Может, с тех пор Баюнка злобу на меня затаил? А зачем тогда жизнь спасает? Непонятно.
– Ну если ж Кикимора до сих пор с тобой живет, стало быть, не сосватали.
– Сорвался план! – Водяной в сердцах шлёпнул по воде перепончатой лапой. – Да Баюн сильно сопротивлялся!
– Воду он не любит. Или баб вредных…
– Будь у меня жена добрая, разве бы я пил?
– Так женись на Кикиморе, может, она подобреет?
– Леший, ты когда сам научишься брагу ставить? – вдруг спросил водяной. Про Кикимору, видать, говорить не в мочь ему.
– А зачем? – не понял я.
– А как все людишки изведутся? Мало ли какой мор у них случится? А как мы жить будем-то! Без браги? Живой водой печень в один миг убьём! Научись, Леший, друг, а?
– А почто я?
– Ну а кто в лесу все травинки былинки знает? Неужто бражку не сообразишь?
– Из чего её настаивать-то?
Пескарик запищал пуще прежнего.
– Да помолчи ты, рыбина! – Водяной пришикнул. – Не разумеешь? Важные разговоры разговариваем!
– Ну ка, спроси, чего надо ему?
– Да девка та всё просит моей помощи. И честь по чести называет Владыкой речным, кличет Батюшкой.
– А девку как ту звать?
Нехорошее проснулись предчувствие.
– Да сам только что сказал – человеков тебе не жалко!
– Как звать девку, спрашиваю?
– Ну-ка, пескарик… – поймал рыбку Водяной. – Как девку ту звать? Как? Ага… Рада дочь Радимира и Зоряны.
Рада? Бедовая, так ей дома и не сидится.
– А парень кто? Не Родька ли, Велимира сын?
– Про парня на знаю, но девка просит за суженого.
Он, значит. Вук, его волк белый, загрустит. Не заболел бы. Да и девку жаль.
Смешная она.
– А ну-ка, Водяной, поехали умишко на место ставить твоей Кикиморе.
– Ты чего! На допили же!
– Позже допьём.
– Дак я допью! – Лешак предложил. Сам уже пьян вдребезги.

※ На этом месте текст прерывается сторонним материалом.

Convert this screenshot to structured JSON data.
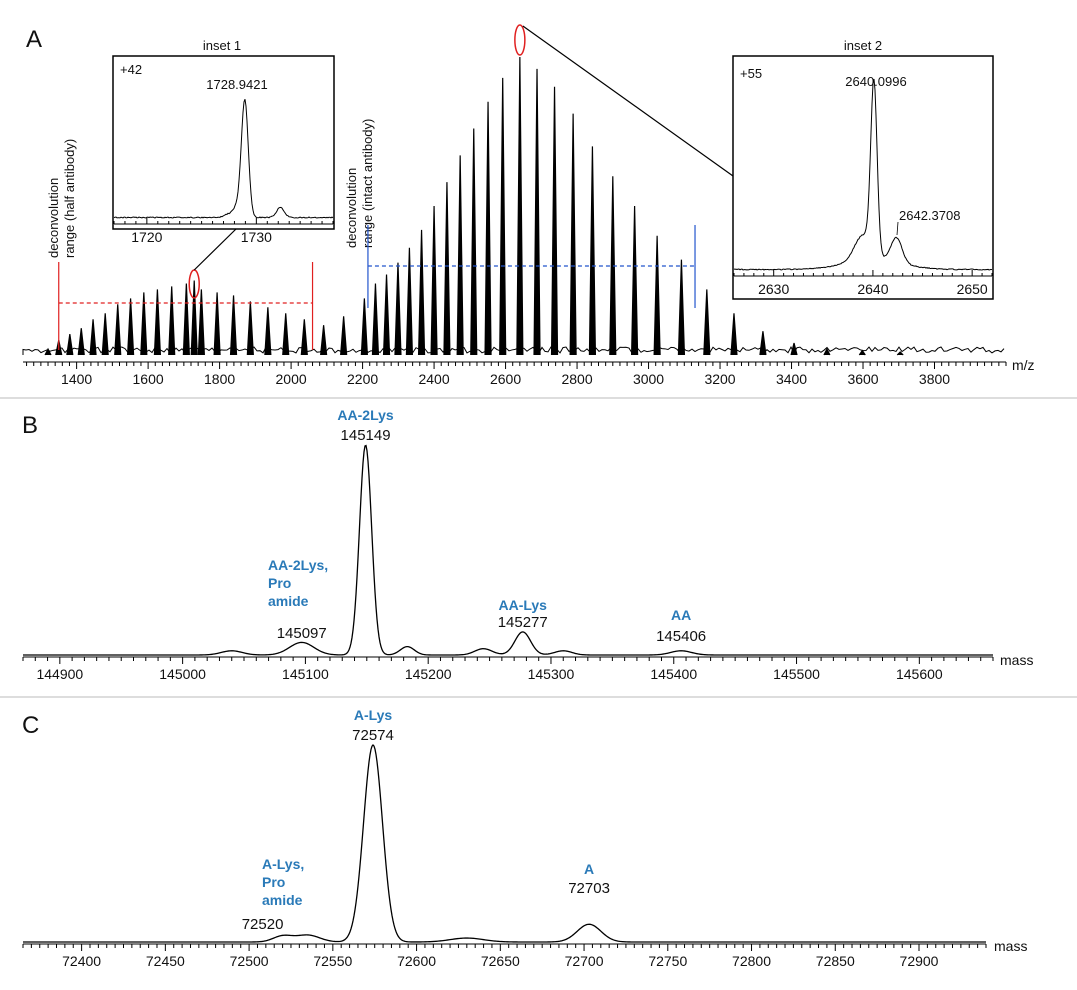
{
  "colors": {
    "accent_red": "#e02020",
    "accent_blue": "#2255cc",
    "label_blue": "#2a7ab8",
    "trace": "#000000",
    "separator": "#bbbbbb"
  },
  "chart_data": [
    {
      "id": "A",
      "panel_label": "A",
      "type": "line",
      "title": "",
      "xlabel": "m/z",
      "xlim": [
        1250,
        4000
      ],
      "xticks": [
        1400,
        1600,
        1800,
        2000,
        2200,
        2400,
        2600,
        2800,
        3000,
        3200,
        3400,
        3600,
        3800
      ],
      "peaks": [
        {
          "x": 1320,
          "y": 0.02
        },
        {
          "x": 1350,
          "y": 0.05
        },
        {
          "x": 1381,
          "y": 0.07
        },
        {
          "x": 1413,
          "y": 0.09
        },
        {
          "x": 1446,
          "y": 0.12
        },
        {
          "x": 1480,
          "y": 0.14
        },
        {
          "x": 1515,
          "y": 0.17
        },
        {
          "x": 1551,
          "y": 0.19
        },
        {
          "x": 1588,
          "y": 0.21
        },
        {
          "x": 1626,
          "y": 0.22
        },
        {
          "x": 1666,
          "y": 0.23
        },
        {
          "x": 1707,
          "y": 0.24
        },
        {
          "x": 1729,
          "y": 0.25
        },
        {
          "x": 1749,
          "y": 0.22
        },
        {
          "x": 1793,
          "y": 0.21
        },
        {
          "x": 1839,
          "y": 0.2
        },
        {
          "x": 1886,
          "y": 0.18
        },
        {
          "x": 1935,
          "y": 0.16
        },
        {
          "x": 1985,
          "y": 0.14
        },
        {
          "x": 2037,
          "y": 0.12
        },
        {
          "x": 2091,
          "y": 0.1
        },
        {
          "x": 2147,
          "y": 0.13
        },
        {
          "x": 2205,
          "y": 0.19
        },
        {
          "x": 2236,
          "y": 0.24
        },
        {
          "x": 2267,
          "y": 0.27
        },
        {
          "x": 2299,
          "y": 0.31
        },
        {
          "x": 2331,
          "y": 0.36
        },
        {
          "x": 2365,
          "y": 0.42
        },
        {
          "x": 2400,
          "y": 0.5
        },
        {
          "x": 2436,
          "y": 0.58
        },
        {
          "x": 2473,
          "y": 0.67
        },
        {
          "x": 2511,
          "y": 0.76
        },
        {
          "x": 2551,
          "y": 0.85
        },
        {
          "x": 2592,
          "y": 0.93
        },
        {
          "x": 2640,
          "y": 1.0
        },
        {
          "x": 2688,
          "y": 0.96
        },
        {
          "x": 2737,
          "y": 0.9
        },
        {
          "x": 2789,
          "y": 0.81
        },
        {
          "x": 2843,
          "y": 0.7
        },
        {
          "x": 2900,
          "y": 0.6
        },
        {
          "x": 2961,
          "y": 0.5
        },
        {
          "x": 3024,
          "y": 0.4
        },
        {
          "x": 3092,
          "y": 0.32
        },
        {
          "x": 3163,
          "y": 0.22
        },
        {
          "x": 3239,
          "y": 0.14
        },
        {
          "x": 3320,
          "y": 0.08
        },
        {
          "x": 3407,
          "y": 0.04
        },
        {
          "x": 3499,
          "y": 0.02
        },
        {
          "x": 3598,
          "y": 0.015
        },
        {
          "x": 3704,
          "y": 0.01
        }
      ],
      "annotations": {
        "deconv_half": "deconvolution range (half antibody)",
        "deconv_intact": "deconvolution range (intact antibody)",
        "half_range": [
          1350,
          2060
        ],
        "intact_range": [
          2215,
          3130
        ]
      },
      "insets": [
        {
          "title": "inset 1",
          "charge": "+42",
          "peak_label": "1728.9421",
          "peak_x": 1728.9421,
          "xlim": [
            1717,
            1737
          ],
          "xticks": [
            1720,
            1730
          ]
        },
        {
          "title": "inset 2",
          "charge": "+55",
          "peak_label": "2640.0996",
          "peak_x": 2640.0996,
          "peak2_label": "2642.3708",
          "peak2_x": 2642.3708,
          "xlim": [
            2626,
            2652
          ],
          "xticks": [
            2630,
            2640,
            2650
          ]
        }
      ]
    },
    {
      "id": "B",
      "panel_label": "B",
      "type": "line",
      "xlabel": "mass",
      "xlim": [
        144870,
        145660
      ],
      "xticks": [
        144900,
        145000,
        145100,
        145200,
        145300,
        145400,
        145500,
        145600
      ],
      "peaks": [
        {
          "x": 145040,
          "y": 0.02,
          "w": 12
        },
        {
          "x": 145097,
          "y": 0.06,
          "w": 14
        },
        {
          "x": 145149,
          "y": 1.0,
          "w": 7
        },
        {
          "x": 145183,
          "y": 0.04,
          "w": 8
        },
        {
          "x": 145245,
          "y": 0.03,
          "w": 10
        },
        {
          "x": 145277,
          "y": 0.11,
          "w": 9
        },
        {
          "x": 145310,
          "y": 0.02,
          "w": 10
        },
        {
          "x": 145406,
          "y": 0.02,
          "w": 12
        }
      ],
      "labels": [
        {
          "name": "AA-2Lys, Pro amide",
          "lines": [
            "AA-2Lys,",
            "Pro",
            "amide"
          ],
          "mass": "145097",
          "x": 145097
        },
        {
          "name": "AA-2Lys",
          "lines": [
            "AA-2Lys"
          ],
          "mass": "145149",
          "x": 145149
        },
        {
          "name": "AA-Lys",
          "lines": [
            "AA-Lys"
          ],
          "mass": "145277",
          "x": 145277
        },
        {
          "name": "AA",
          "lines": [
            "AA"
          ],
          "mass": "145406",
          "x": 145406
        }
      ]
    },
    {
      "id": "C",
      "panel_label": "C",
      "type": "line",
      "xlabel": "mass",
      "xlim": [
        72365,
        72940
      ],
      "xticks": [
        72400,
        72450,
        72500,
        72550,
        72600,
        72650,
        72700,
        72750,
        72800,
        72850,
        72900
      ],
      "peaks": [
        {
          "x": 72520,
          "y": 0.03,
          "w": 8
        },
        {
          "x": 72535,
          "y": 0.035,
          "w": 10
        },
        {
          "x": 72574,
          "y": 1.0,
          "w": 8
        },
        {
          "x": 72630,
          "y": 0.02,
          "w": 14
        },
        {
          "x": 72703,
          "y": 0.09,
          "w": 10
        }
      ],
      "labels": [
        {
          "name": "A-Lys, Pro amide",
          "lines": [
            "A-Lys,",
            "Pro",
            "amide"
          ],
          "mass": "72520",
          "x": 72520
        },
        {
          "name": "A-Lys",
          "lines": [
            "A-Lys"
          ],
          "mass": "72574",
          "x": 72574
        },
        {
          "name": "A",
          "lines": [
            "A"
          ],
          "mass": "72703",
          "x": 72703
        }
      ]
    }
  ]
}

– Не тащить бы тебя, так с собой бы взяли. Водяной, много осталось там?
– Так пол фляги ещё! А если выжрет всё?
– Да что я один пить буду – одному и не в радость, – прохрюкал Лешак.
Тоже дело.
– Быстро вертайтесь! – а сам к фляге лапы тянет, точно рылом туда нырнет.
– Друже Леший, по воде сильно далече! Река крюк делает, давай по земле? – Водяной мне предлагает.
– Друже скотина ты водная, ты же весишь как три борова, как я тебя на себе поволоку?
– Друже Лешака окаянная! Не ты бы, сидели, пили бы, как порядочная нежить!
– Друже жаба водяная… – осенило меня. – Быстро обращайся в жабу, да так и быть, домчу вмиг тебя. Мне бы только за волчьей шкурой обернуться.
– Так на тебе же!
Совсем допился. Вывернул, надел с изнанки на правильную сторону и волком перекинулся. Водяной сделался жабой и прыгнул мне на спину.
Лешак с флягой оставленной очень уж нежно обнимался, чувствую, не дождутся здесь нас.
– Водяной, вода живая при тебе?
– При мне.
– А мертвая?
– И она найдётся.
– Ну тогда в путь.
Взглянул я на лес, деревья и кусты расступились, короткий путь открывая. Есть у меня свои дорожки и совсем они не человеческие. Путь по ним одной только нежити ведом. И то не всякой.